Sabato di sole ritrovato. Sabato di freddo conosciuto.
Il verde della piana del Tenna è ghiacciato. A Servigliano, verso monte, lo scenario muta. Neve. La carreggiata si restringe. Il bianco candido della campagna diventa nero ai bordi della strada.
Una nebbia orizzontale avvolge la parte appena sottostante le cime di Vettore, Sibilla e Priora. Il pensiero va al monte Olimpo raccontato dalla mitologia, circondato da una nebbia che impediva la vista di Giove e la sua corte intenti a mangiare ambrosia e bere nettare.
Meta è il Santuario dell’Ambro, a Montefortino. Al bivio con Montefortino, scendendo, la strada si fa ancora più stretta. Dopo Piedivalle, è a una carreggiata e mezzo. Alla mia destra fuggono, ingolfandosi nella neve alta, quattro cuccioli, marrone chiaro, di capriolo o di cervo, non so. Del terremoto i segni sono solo alcune roulotte parcheggiate dinanzi alle poche abitazioni.

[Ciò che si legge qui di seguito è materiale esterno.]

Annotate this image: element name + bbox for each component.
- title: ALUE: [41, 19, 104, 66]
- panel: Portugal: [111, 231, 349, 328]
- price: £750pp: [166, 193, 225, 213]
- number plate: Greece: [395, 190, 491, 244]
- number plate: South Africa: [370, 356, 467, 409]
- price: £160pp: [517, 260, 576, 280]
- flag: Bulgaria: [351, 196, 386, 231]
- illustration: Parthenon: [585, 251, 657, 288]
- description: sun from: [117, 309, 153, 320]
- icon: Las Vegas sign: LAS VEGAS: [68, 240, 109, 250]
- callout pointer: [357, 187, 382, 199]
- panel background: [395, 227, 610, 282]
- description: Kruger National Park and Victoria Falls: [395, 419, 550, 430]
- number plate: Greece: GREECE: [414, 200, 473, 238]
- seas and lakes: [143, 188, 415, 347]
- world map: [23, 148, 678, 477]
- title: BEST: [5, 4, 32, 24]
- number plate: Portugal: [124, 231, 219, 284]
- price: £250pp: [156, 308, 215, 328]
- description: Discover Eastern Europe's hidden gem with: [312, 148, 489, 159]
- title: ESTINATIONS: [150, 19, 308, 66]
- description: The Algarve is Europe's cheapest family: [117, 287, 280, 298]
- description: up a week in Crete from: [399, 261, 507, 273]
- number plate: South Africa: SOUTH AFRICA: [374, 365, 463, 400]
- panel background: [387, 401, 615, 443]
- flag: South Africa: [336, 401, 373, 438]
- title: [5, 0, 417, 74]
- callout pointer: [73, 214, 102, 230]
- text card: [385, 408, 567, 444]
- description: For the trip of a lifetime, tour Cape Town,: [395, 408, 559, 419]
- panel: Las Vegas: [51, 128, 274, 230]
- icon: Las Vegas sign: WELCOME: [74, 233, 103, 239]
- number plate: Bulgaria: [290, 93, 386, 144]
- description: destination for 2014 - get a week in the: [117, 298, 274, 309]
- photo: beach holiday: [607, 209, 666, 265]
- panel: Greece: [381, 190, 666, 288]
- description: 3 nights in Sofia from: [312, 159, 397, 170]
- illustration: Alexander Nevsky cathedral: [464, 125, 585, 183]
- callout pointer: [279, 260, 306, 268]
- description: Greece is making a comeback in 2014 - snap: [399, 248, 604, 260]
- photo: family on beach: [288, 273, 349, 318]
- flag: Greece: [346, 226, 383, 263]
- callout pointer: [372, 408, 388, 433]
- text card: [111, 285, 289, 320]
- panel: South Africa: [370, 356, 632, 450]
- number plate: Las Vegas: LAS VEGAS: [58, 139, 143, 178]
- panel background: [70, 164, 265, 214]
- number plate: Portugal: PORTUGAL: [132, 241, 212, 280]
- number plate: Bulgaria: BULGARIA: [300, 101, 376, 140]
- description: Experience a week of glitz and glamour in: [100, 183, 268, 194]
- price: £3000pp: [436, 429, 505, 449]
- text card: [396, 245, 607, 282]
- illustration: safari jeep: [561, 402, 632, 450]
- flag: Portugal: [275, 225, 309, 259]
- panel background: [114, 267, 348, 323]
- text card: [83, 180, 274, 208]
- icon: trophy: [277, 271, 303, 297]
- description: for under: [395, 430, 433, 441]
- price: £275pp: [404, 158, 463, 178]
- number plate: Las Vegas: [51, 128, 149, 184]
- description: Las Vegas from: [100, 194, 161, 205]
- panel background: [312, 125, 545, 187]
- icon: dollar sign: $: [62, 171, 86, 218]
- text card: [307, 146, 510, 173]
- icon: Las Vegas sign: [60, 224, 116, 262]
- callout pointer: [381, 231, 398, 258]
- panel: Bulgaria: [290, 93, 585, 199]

Il Convento e la chiesa della Madonna dell’Ambro sono silenziosi. Non c’è anima viva. La neve – mezzo metro e oltre – è ghiacciata. Ci si cammina su. Supero il ponticello. C’è una piccola «rotta» sino al boschetto, ma è lastricata di gelo invisibile.
Riattraverso il ponte e salgo dietro al Santuario. Mi tornano i versi di Dante e del guerriero Bernardo fattosi monaco: «Vergine Madre, figlia del tuo figlio, umile e alta più che creatura, termine fisso d’etterno consiglio…».
L’aria punge, è presto, il sole ancora non arriva.
«Ibis redibis non morieris in bello». La mente è strana. Va per suo conto. Chissà da quale profondo scaffale riemerge il responso della Sibilla ad un soldato. Me la ripeteva mio padre nel lettone della domenica. Responso sibillino. Bastava spostare il «non» e il vaticinio mutava di significato: andrai, tornerai, non morirai in guerra; oppure: andrai, tornerai non, morirai in guerra.
Dopo l’invocazione alla Vergine, mi è venuto di chiamare a gran voce la Sibilla. Di interrogarla, per le tragedie e i drammi di questi mesi. Ho immaginato domande e risposte. Le avrei detto di averla cercata. Mi avrebbe risposto di saperlo già. Le avrei detto che il suo volto non era bello oggi: era arcigno, non quello che immaginavo. M’avrebbe risposto che forse era così. M’avrebbe chiesto lei quanto la conoscessi. Avei risposto: per quel che si può. Avrei aggiunto che volevo domandarle perché il suo ventre avesse ruggito e ruggito così a lungo. Forse m’avrebbe detto di non essere la responsabile, di aver udito anch’ella l’urlo della terra. Poi avrebbe fatto silenzio, lunghi momenti di nulla e di tutto. Per dirmi: «E se il ruggito fosse il mio travaglio, il mio dolore, la mia infelicità?». E avrebbe aggiunto le parole di Saffo: «La notte è a mezzo del suo corso, la luna e le Pleiadi sono tramontate e io giaccio nel mio letto… sola». Un’immensa solitudine.
Da Balzo rosso il sole è arrivato al Santuario. Torno in auto.
Più avanti l’Anas ha iniziato a sgombrare le ultime strade bloccate.
Ad Amandola una specie di turbina cingolata è in movimento.
La gente fa acquisti. I soldati camminano la piazza. Gesti normali.
E se l’infelicità e la solitudine della Sibilla fosse la nostra, se intendesse porci dinanzi ad un ultimo quesito: «Ed io che sono?».